I just wanted people's opinions on UK living Vs Canadian living. Any differences good or bad. Any info would be much appreciated.

Steve


----------



## jlms (May 15, 2008)

You have bears roaming the streets in Canada.

In the UK you have foxes.


----------



## cbelanger82 (Apr 22, 2008)

ChungyUK said:


> Hey!
> 
> I just wanted people's opinions on UK living Vs Canadian living. Any differences good or bad. Any info would be much appreciated.
> 
> Steve



I find Canadians a lot friendlier (in general) than UK people. 

Canadian winters are harsh, cold and long. UK winters are damp, wet and grey. I find the latest very depressive. I'm not much of a winter person but I hate permanant grey skies.

Cost of living in the UK is higher than in Canada (if you compare big cities). Houses is Canada are bigger and usually well built. 

UK is great to live in if you like travelling.

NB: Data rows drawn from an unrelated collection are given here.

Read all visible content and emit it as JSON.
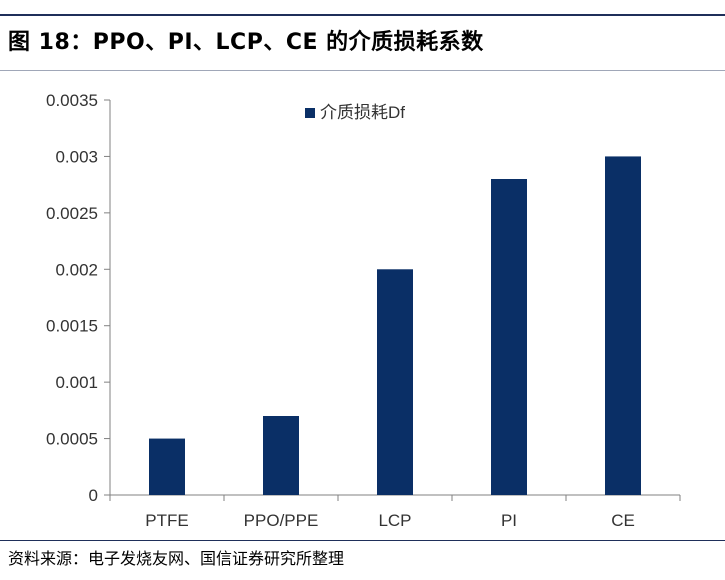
{
  "figure_title": "图 18：PPO、PI、LCP、CE 的介质损耗系数",
  "source_note": "资料来源：电子发烧友网、国信证券研究所整理",
  "chart_data": {
    "type": "bar",
    "categories": [
      "PTFE",
      "PPO/PPE",
      "LCP",
      "PI",
      "CE"
    ],
    "series": [
      {
        "name": "介质损耗Df",
        "values": [
          0.0005,
          0.0007,
          0.002,
          0.0028,
          0.003
        ]
      }
    ],
    "ylim": [
      0,
      0.0035
    ],
    "yticks": [
      "0",
      "0.0005",
      "0.001",
      "0.0015",
      "0.002",
      "0.0025",
      "0.003",
      "0.0035"
    ],
    "title": "",
    "xlabel": "",
    "ylabel": "",
    "grid": false,
    "legend_position": "top-center",
    "colors": {
      "bar": "#0a2f66",
      "axis": "#808080"
    }
  }
}
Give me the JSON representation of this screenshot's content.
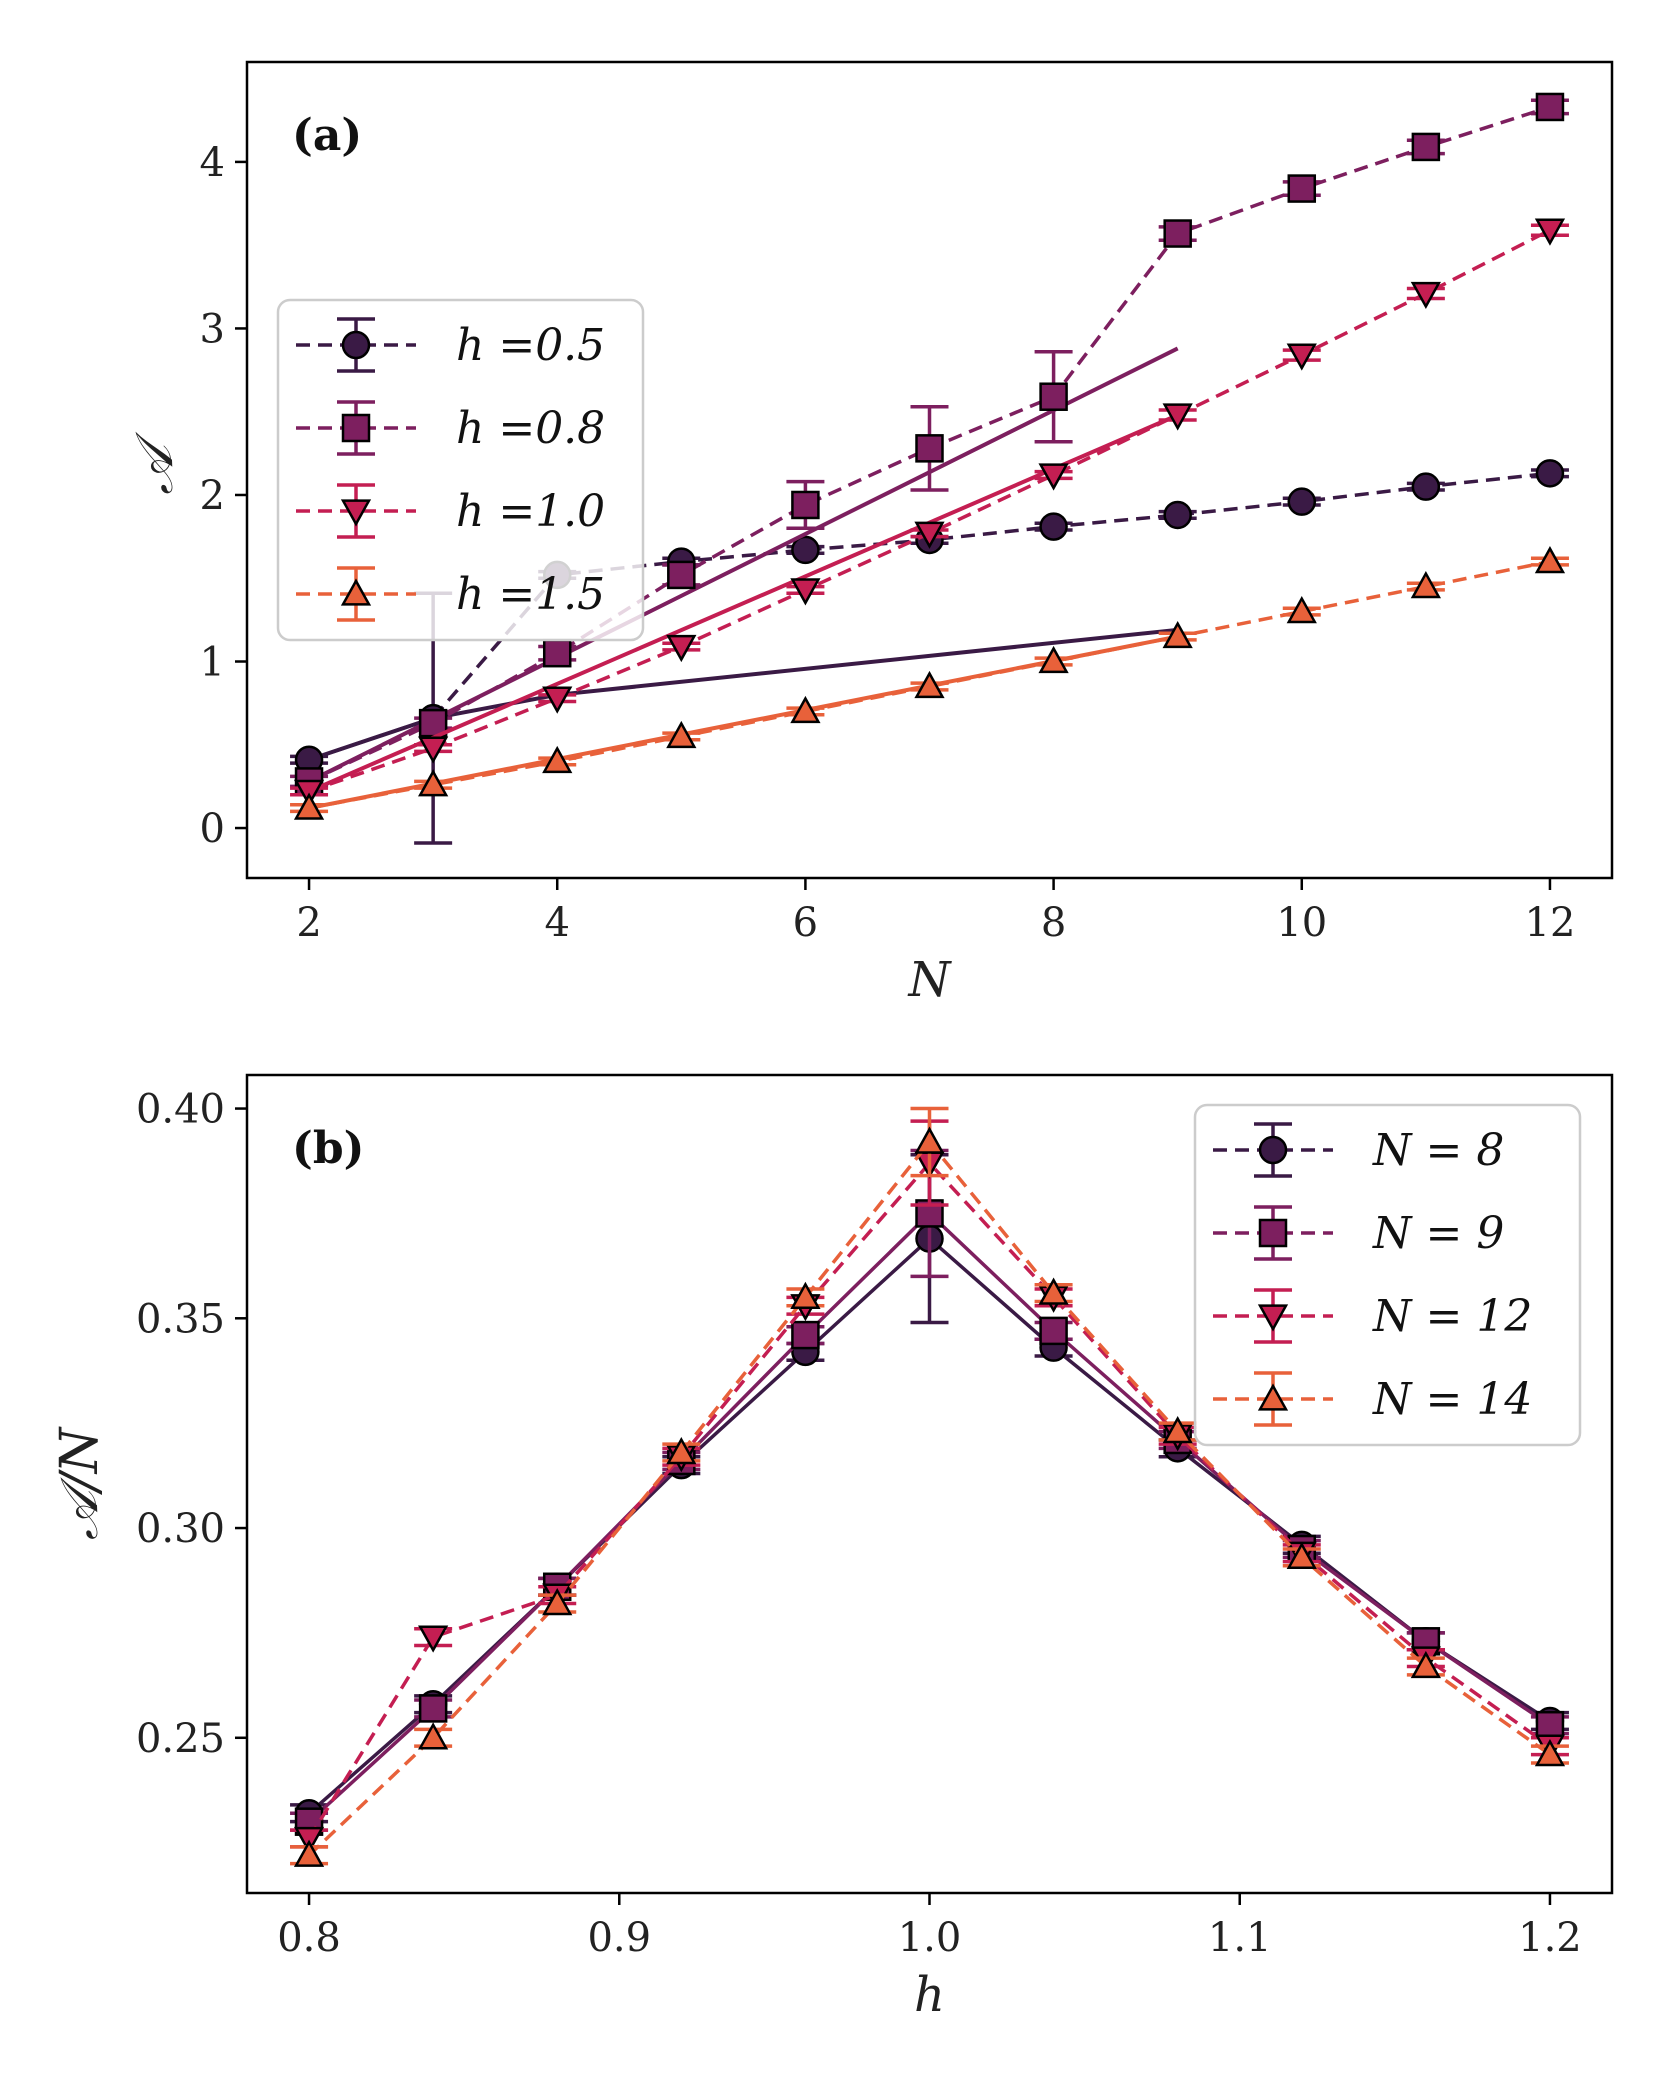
{
  "chart_data": [
    {
      "type": "line",
      "panel_label": "(a)",
      "xlabel": "N",
      "ylabel": "𝒜",
      "xlim": [
        1.5,
        12.5
      ],
      "ylim": [
        -0.3,
        4.6
      ],
      "xticks": [
        2,
        4,
        6,
        8,
        10,
        12
      ],
      "yticks": [
        0,
        1,
        2,
        3,
        4
      ],
      "xtick_labels": [
        "2",
        "4",
        "6",
        "8",
        "10",
        "12"
      ],
      "ytick_labels": [
        "0",
        "1",
        "2",
        "3",
        "4"
      ],
      "legend_position": "center-left",
      "series": [
        {
          "name": "h =0.5",
          "color": "#3a1a45",
          "marker": "circle",
          "x": [
            2,
            3,
            4,
            5,
            6,
            7,
            8,
            9,
            10,
            11,
            12
          ],
          "y": [
            0.41,
            0.66,
            1.52,
            1.6,
            1.67,
            1.73,
            1.81,
            1.88,
            1.96,
            2.05,
            2.13
          ],
          "err": [
            0.02,
            0.75,
            0.02,
            0.02,
            0.02,
            0.02,
            0.02,
            0.02,
            0.02,
            0.02,
            0.02
          ],
          "fit": {
            "x": [
              2,
              3,
              4,
              9
            ],
            "y": [
              0.41,
              0.66,
              0.8,
              1.19
            ]
          }
        },
        {
          "name": "h =0.8",
          "color": "#7d1f5f",
          "marker": "square",
          "x": [
            2,
            3,
            4,
            5,
            6,
            7,
            8,
            9,
            10,
            11,
            12
          ],
          "y": [
            0.28,
            0.63,
            1.05,
            1.52,
            1.94,
            2.28,
            2.59,
            3.57,
            3.84,
            4.09,
            4.33
          ],
          "err": [
            0.03,
            0.03,
            0.04,
            0.06,
            0.14,
            0.25,
            0.27,
            0.04,
            0.04,
            0.04,
            0.04
          ],
          "fit": {
            "x": [
              2,
              9
            ],
            "y": [
              0.28,
              2.88
            ]
          }
        },
        {
          "name": "h =1.0",
          "color": "#c41e52",
          "marker": "triangle-down",
          "x": [
            2,
            3,
            4,
            5,
            6,
            7,
            8,
            9,
            10,
            11,
            12
          ],
          "y": [
            0.22,
            0.48,
            0.78,
            1.09,
            1.43,
            1.77,
            2.12,
            2.48,
            2.84,
            3.21,
            3.59
          ],
          "err": [
            0.02,
            0.02,
            0.02,
            0.02,
            0.02,
            0.02,
            0.02,
            0.03,
            0.03,
            0.03,
            0.03
          ],
          "fit": {
            "x": [
              2,
              9
            ],
            "y": [
              0.22,
              2.48
            ]
          }
        },
        {
          "name": "h =1.5",
          "color": "#e8613a",
          "marker": "triangle-up",
          "x": [
            2,
            3,
            4,
            5,
            6,
            7,
            8,
            9,
            10,
            11,
            12
          ],
          "y": [
            0.12,
            0.26,
            0.4,
            0.55,
            0.7,
            0.85,
            1.0,
            1.15,
            1.3,
            1.45,
            1.6
          ],
          "err": [
            0.02,
            0.02,
            0.02,
            0.02,
            0.02,
            0.02,
            0.02,
            0.02,
            0.02,
            0.02,
            0.02
          ],
          "fit": {
            "x": [
              2,
              9
            ],
            "y": [
              0.12,
              1.15
            ]
          }
        }
      ]
    },
    {
      "type": "line",
      "panel_label": "(b)",
      "xlabel": "h",
      "ylabel": "𝒜/N",
      "xlim": [
        0.78,
        1.22
      ],
      "ylim": [
        0.213,
        0.408
      ],
      "xticks": [
        0.8,
        0.9,
        1.0,
        1.1,
        1.2
      ],
      "yticks": [
        0.25,
        0.3,
        0.35,
        0.4
      ],
      "xtick_labels": [
        "0.8",
        "0.9",
        "1.0",
        "1.1",
        "1.2"
      ],
      "ytick_labels": [
        "0.25",
        "0.30",
        "0.35",
        "0.40"
      ],
      "legend_position": "top-right",
      "series": [
        {
          "name": "N = 8",
          "color": "#3a1a45",
          "marker": "circle",
          "solid": true,
          "x": [
            0.8,
            0.84,
            0.88,
            0.92,
            0.96,
            1.0,
            1.04,
            1.08,
            1.12,
            1.16,
            1.2
          ],
          "y": [
            0.232,
            0.258,
            0.286,
            0.315,
            0.342,
            0.369,
            0.343,
            0.319,
            0.296,
            0.273,
            0.254
          ],
          "err": [
            0.002,
            0.002,
            0.002,
            0.002,
            0.002,
            0.02,
            0.002,
            0.002,
            0.002,
            0.002,
            0.002
          ]
        },
        {
          "name": "N = 9",
          "color": "#7d1f5f",
          "marker": "square",
          "solid": true,
          "x": [
            0.8,
            0.84,
            0.88,
            0.92,
            0.96,
            1.0,
            1.04,
            1.08,
            1.12,
            1.16,
            1.2
          ],
          "y": [
            0.23,
            0.257,
            0.286,
            0.316,
            0.346,
            0.375,
            0.347,
            0.321,
            0.295,
            0.273,
            0.253
          ],
          "err": [
            0.002,
            0.002,
            0.002,
            0.002,
            0.002,
            0.015,
            0.002,
            0.002,
            0.002,
            0.002,
            0.002
          ]
        },
        {
          "name": "N = 12",
          "color": "#c41e52",
          "marker": "triangle-down",
          "solid": false,
          "x": [
            0.8,
            0.84,
            0.88,
            0.92,
            0.96,
            1.0,
            1.04,
            1.08,
            1.12,
            1.16,
            1.2
          ],
          "y": [
            0.226,
            0.274,
            0.284,
            0.317,
            0.353,
            0.387,
            0.355,
            0.322,
            0.294,
            0.269,
            0.248
          ],
          "err": [
            0.002,
            0.002,
            0.002,
            0.002,
            0.002,
            0.01,
            0.002,
            0.002,
            0.002,
            0.002,
            0.002
          ]
        },
        {
          "name": "N = 14",
          "color": "#e8613a",
          "marker": "triangle-up",
          "solid": false,
          "x": [
            0.8,
            0.84,
            0.88,
            0.92,
            0.96,
            1.0,
            1.04,
            1.08,
            1.12,
            1.16,
            1.2
          ],
          "y": [
            0.222,
            0.25,
            0.282,
            0.318,
            0.355,
            0.392,
            0.356,
            0.323,
            0.293,
            0.267,
            0.246
          ],
          "err": [
            0.002,
            0.002,
            0.002,
            0.002,
            0.002,
            0.008,
            0.002,
            0.002,
            0.002,
            0.002,
            0.002
          ]
        }
      ]
    }
  ]
}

Many countries are just a short flight away.

In my experience, things run a lot smother in Canada. 

UK has a lot of history.

Cheers,

PS: this is only my point of view, not facts
Cindy


----------



## thescotsman (Dec 14, 2009)

The weather would be the biggest turn off for Canada I think. I have relations who've lived in Edmonton Alberta for over 40 years and they phoned the other day and mentioned that it was currently -40 degrees just now and likely to get worse.

I really dont know how they've stuck it that long tbh. I think i'll stick with my original idea and try and get into the USA.


----------